🤖 AI Summary
Existing dense video captioning methods rely on implicit modeling, struggling to effectively capture temporal coherence among events and global visual semantics. To address this, we propose a context-aware cross-modal interaction framework that explicitly models video temporal dynamics and text-semantic alignment. Specifically, we introduce cross-modal frame aggregation for fine-grained vision-language alignment; a query-guided attention mechanism to enhance salient event features; and a context-aware feature enhancement module that incorporates pseudo-event semantics to construct event-aligned textual representations. Evaluated on ActivityNet Captions and YouCook2, our method significantly improves temporal consistency and semantic completeness of generated descriptions, achieving state-of-the-art performance. Experimental results validate the effectiveness of explicit joint modeling of temporal structure and semantic meaning in dense video captioning.
📝 Abstract
Dense video captioning jointly localizes and captions salient events in untrimmed videos. Recent methods primarily focus on leveraging additional prior knowledge and advanced multi-task architectures to achieve competitive performance.
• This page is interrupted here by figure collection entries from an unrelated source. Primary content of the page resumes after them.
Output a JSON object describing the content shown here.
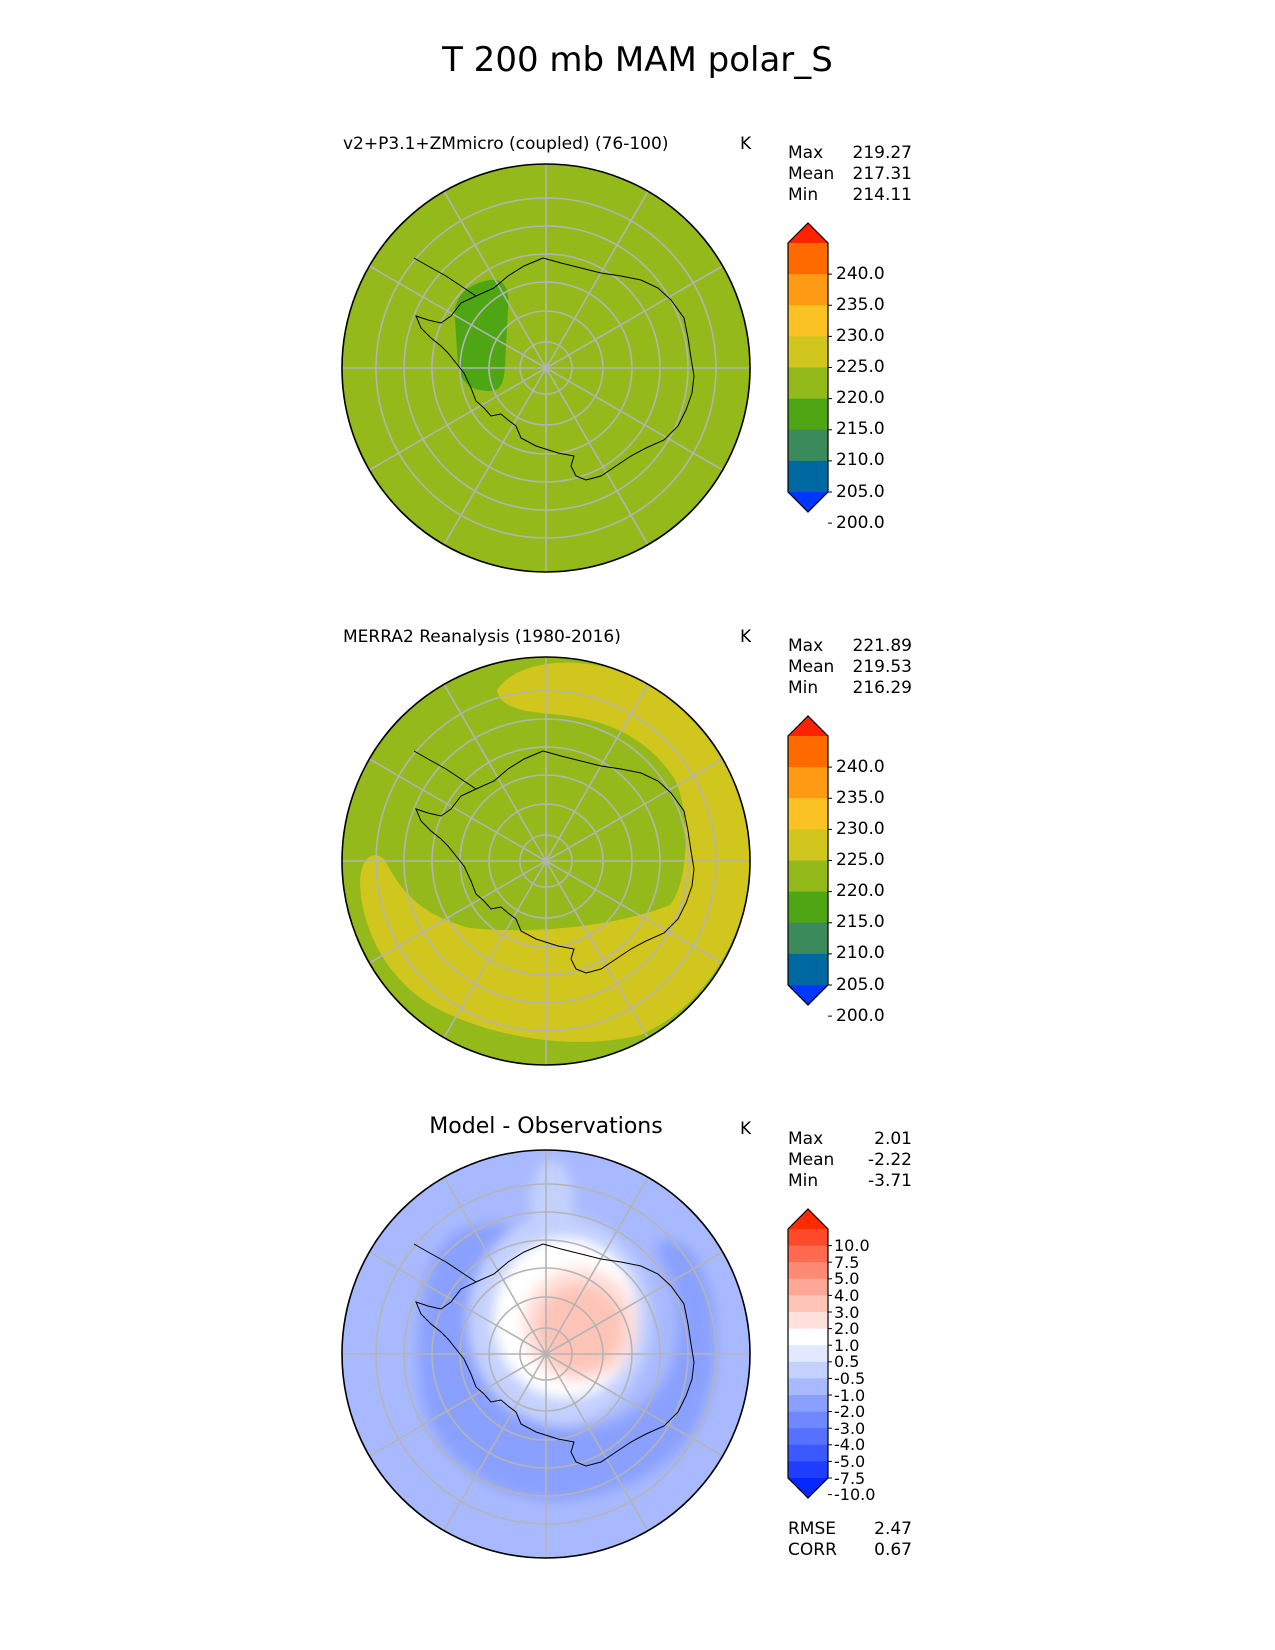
{
  "chart_data": {
    "title": "T 200 mb MAM polar_S",
    "panels": [
      {
        "type": "heatmap",
        "title": "v2+P3.1+ZMmicro (coupled) (76-100)",
        "units": "K",
        "stats": [
          {
            "label": "Max",
            "value": "219.27"
          },
          {
            "label": "Mean",
            "value": "217.31"
          },
          {
            "label": "Min",
            "value": "214.11"
          }
        ],
        "colorbar": {
          "levels": [
            "240.0",
            "235.0",
            "230.0",
            "225.0",
            "220.0",
            "215.0",
            "210.0",
            "205.0",
            "200.0"
          ],
          "colors": [
            "#ff2200",
            "#ff6a00",
            "#ff9a14",
            "#fbc223",
            "#d1c61e",
            "#93b91a",
            "#4ea614",
            "#3b8a5c",
            "#0068a0",
            "#0037ff"
          ]
        },
        "field": "Uniform ~217 K (215-220 band) with a cooler 210-215 K patch over the Antarctic Peninsula / Weddell sector"
      },
      {
        "type": "heatmap",
        "title": "MERRA2 Reanalysis (1980-2016)",
        "units": "K",
        "stats": [
          {
            "label": "Max",
            "value": "221.89"
          },
          {
            "label": "Mean",
            "value": "219.53"
          },
          {
            "label": "Min",
            "value": "216.29"
          }
        ],
        "colorbar": {
          "levels": [
            "240.0",
            "235.0",
            "230.0",
            "225.0",
            "220.0",
            "215.0",
            "210.0",
            "205.0",
            "200.0"
          ],
          "colors": [
            "#ff2200",
            "#ff6a00",
            "#ff9a14",
            "#fbc223",
            "#d1c61e",
            "#93b91a",
            "#4ea614",
            "#3b8a5c",
            "#0068a0",
            "#0037ff"
          ]
        },
        "field": "215-220 K over the pole with a 220-225 K crescent band wrapping the eastern and northern sectors"
      },
      {
        "type": "heatmap",
        "title": "Model - Observations",
        "units": "K",
        "stats": [
          {
            "label": "Max",
            "value": "2.01"
          },
          {
            "label": "Mean",
            "value": "-2.22"
          },
          {
            "label": "Min",
            "value": "-3.71"
          }
        ],
        "colorbar": {
          "levels": [
            "10.0",
            "7.5",
            "5.0",
            "4.0",
            "3.0",
            "2.0",
            "1.0",
            "0.5",
            "-0.5",
            "-1.0",
            "-2.0",
            "-3.0",
            "-4.0",
            "-5.0",
            "-7.5",
            "-10.0"
          ],
          "colors": [
            "#ff2a00",
            "#ff4a2a",
            "#ff6a50",
            "#ff8a74",
            "#ffa898",
            "#ffc4b8",
            "#ffe0da",
            "#ffffff",
            "#e2e8ff",
            "#c4d1ff",
            "#a8b9ff",
            "#8aa0ff",
            "#6f88ff",
            "#5670ff",
            "#3c58ff",
            "#1f3eff",
            "#0528ff"
          ]
        },
        "field": "Mostly -2 to -3 K cold bias; near-zero to +2 K warm anomaly centered near the pole",
        "metrics": [
          {
            "label": "RMSE",
            "value": "2.47"
          },
          {
            "label": "CORR",
            "value": "0.67"
          }
        ]
      }
    ]
  }
}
However, these pipelines rely on implicit modeling that uses frame-level or fragmented video features, failing to capture the temporal coherence across event sequences and comprehensive semantics within visual contexts. To address this, we propose an explicit temporal-semantic modeling framework called Context-Aware Cross-Modal Interaction (CACMI), which leverages both latent temporal characteristics within videos and linguistic semantics from text corpus. Specifically, our model consists of two core components: Cross-modal Frame Aggregation aggregates relevant frames to extract temporally coherent, event-aligned textual features through cross-modal retrieval; and Context-aware Feature Enhancement utilizes query-guided attention to integrate visual dynamics with pseudo-event semantics. Extensive experiments on the ActivityNet Captions and YouCook2 datasets demonstrate that CACMI achieves the state-of-the-art performance on dense video captioning task.